A training schedule released in response to the FOIA request shows infection control training was offered in January 2014. Two classes are offered each month, covering topics as varied as the care of motorcycle crash victims, allergic reactions, traumatic chest injury, stroke awareness, fractures and more.

However, Scott told the News-Herald earlier this month that only 28 of the approximately 220 full-time and 30 part-time personnel required to complete the bloodborne pathogen training had actually done so within the year prior to the complaint.

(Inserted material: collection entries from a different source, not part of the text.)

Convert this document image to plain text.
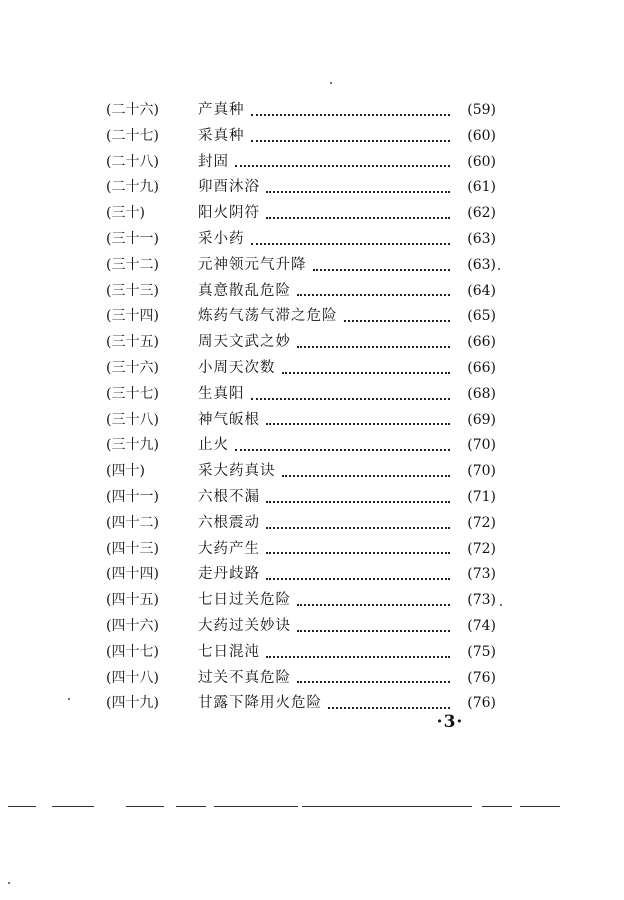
(二十六)	产真种	(59)
(二十七)	采真种	(60)
(二十八)	封固	(60)
(二十九)	卯酉沐浴	(61)
(三十)	阳火阴符	(62)
(三十一)	采小药	(63)
(三十二)	元神领元气升降	(63)
(三十三)	真意散乱危险	(64)
(三十四)	炼药气荡气滞之危险	(65)
(三十五)	周天文武之妙	(66)
(三十六)	小周天次数	(66)
(三十七)	生真阳	(68)
(三十八)	神气皈根	(69)
(三十九)	止火	(70)
(四十)	采大药真诀	(70)
(四十一)	六根不漏	(71)
(四十二)	六根震动	(72)
(四十三)	大药产生	(72)
(四十四)	走丹歧路	(73)
(四十五)	七日过关危险	(73)
(四十六)	大药过关妙诀	(74)
(四十七)	七日混沌	(75)
(四十八)	过关不真危险	(76)
(四十九)	甘露下降用火危险	(76)
·3·
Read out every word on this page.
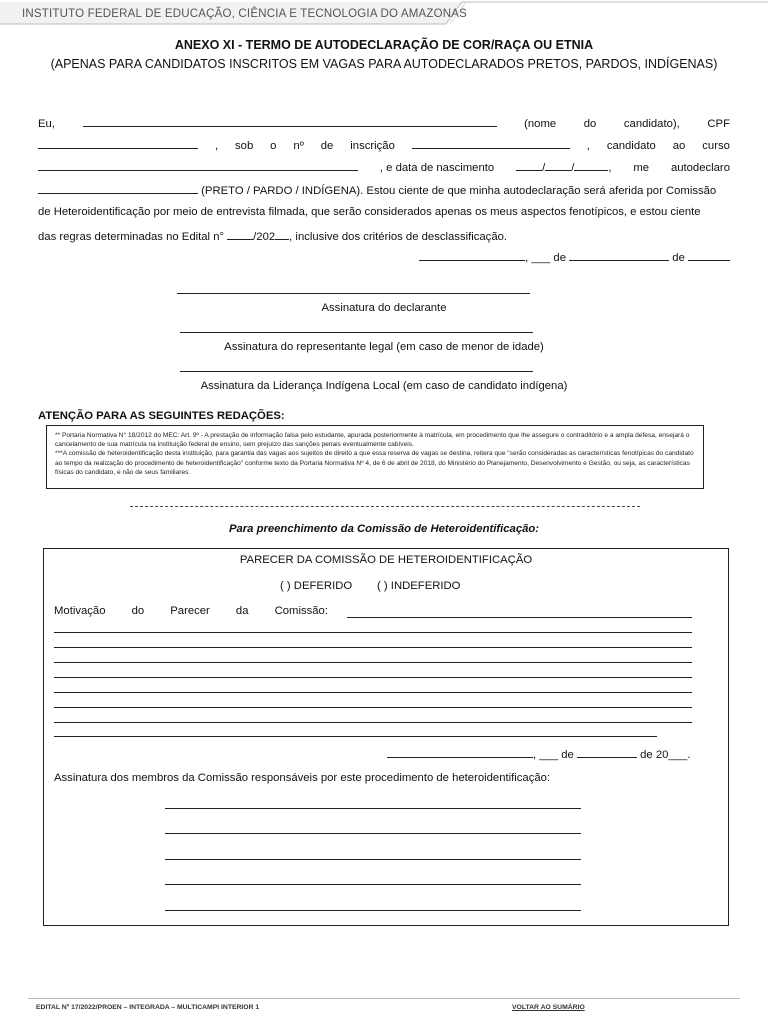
INSTITUTO FEDERAL DE EDUCAÇÃO, CIÊNCIA E TECNOLOGIA DO AMAZONAS
ANEXO XI - TERMO DE AUTODECLARAÇÃO DE COR/RAÇA OU ETNIA
(APENAS PARA CANDIDATOS INSCRITOS EM VAGAS PARA AUTODECLARADOS PRETOS, PARDOS, INDÍGENAS)
Eu,	(nome do candidato), CPF
, sob o nº de inscrição	, candidato ao curso
, e data de nascimento	/ /	, me autodeclaro
(PRETO / PARDO / INDÍGENA). Estou ciente de que minha autodeclaração será aferida por Comissão
de Heteroidentificação por meio de entrevista filmada, que serão considerados apenas os meus aspectos fenotípicos, e estou ciente
das regras determinadas no Edital n°	/202 , inclusive dos critérios de desclassificação.
, ___ de	de
Assinatura do declarante
Assinatura do representante legal (em caso de menor de idade)
Assinatura da Liderança Indígena Local (em caso de candidato indígena)
ATENÇÃO PARA AS SEGUINTES REDAÇÕES:

** Portaria Normativa N° 18/2012 do MEC: Art. 9º - A prestação de informação falsa pelo estudante, apurada posteriormente à matrícula, em procedimento que lhe assegure o contraditório e a ampla defesa, ensejará o cancelamento de sua matrícula na instituição federal de ensino, sem prejuízo das sanções penais eventualmente cabíveis.

***A comissão de heteroidentificação desta instituição, para garantia das vagas aos sujeitos de direito a que essa reserva de vagas se destina, reitera que "serão consideradas as características fenotípicas do candidato ao tempo da realização do procedimento de heteroidentificação" conforme texto da Portaria Normativa Nº 4, de 6 de abril de 2018, do Ministério do Planejamento, Desenvolvimento e Gestão, ou seja, as características físicas do candidato, e não de seus familiares.

Para preenchimento da Comissão de Heteroidentificação:
PARECER DA COMISSÃO DE HETEROIDENTIFICAÇÃO
( ) DEFERIDO ( ) INDEFERIDO
Motivação do Parecer da Comissão:
, ___ de	de 20___.
Assinatura dos membros da Comissão responsáveis por este procedimento de heteroidentificação:
EDITAL Nº 17/2022/PROEN – INTEGRADA – MULTICAMPI INTERIOR 1	VOLTAR AO SUMÁRIO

Three days after the complaint was lodged, EMS Training Officer Ryan Praither wrote in an email to fire department personnel, “This is just a friendly reminder that everyone needs to log into EMSAT and complete the monthly training for January 2014 ‘Infection control update’ module. After completion everyone needs to send a copy of their Certificate of Completion to the Training Bureau.”

In the interview with the News-Herald, Scott said the department plans on better tracking measures to determine how many personnel are taking advantage of the training opportunities the department offers rather than getting their continuing education from conferences and classes outside the department.

“What we’ve done is put some processes in place so we can provide some kind of continuous look to see who has went through training and provide reminders,” Scott said.

Scott wrote in the same letter to Pasko that the bloodborne pathogen/exposure control plan was last reviewed and updated in 2011.

“We are reviewing our process and implementing appropriate measures to ensure our plan is reviewed and updated on an annual basis,” he wrote. “Suffolk Fire and Rescue has also been active in addressing current events such as the Ebola Virus Disease.”

In the interview with the News-Herald, Scott said that lapse “will not happen again.”

The document apparently had been left out of a rotation of documents that needed to be updated annually. Scott said it got lost in transition after former chief Mark Outlaw retired in April 2012, and Scott did not join the department until a year later.

“I can only say the document was not placed in an annual cycle of updates,” he said. “We’re going to certainly make sure these processes are in place and that in the coming years, these documents will be updated and we have systems in place to address it.”

In response to the Ebola virus, a refresher course in bloodborne pathogens was conducted at the Emergency Operations Center on Kings Fork Road in late October, and all shifts were scheduled to attend.

After receiving the response and accompanying documents, Pasko wrote that the information was “satisfactory to address the complaint items and so the complaint will be closed.”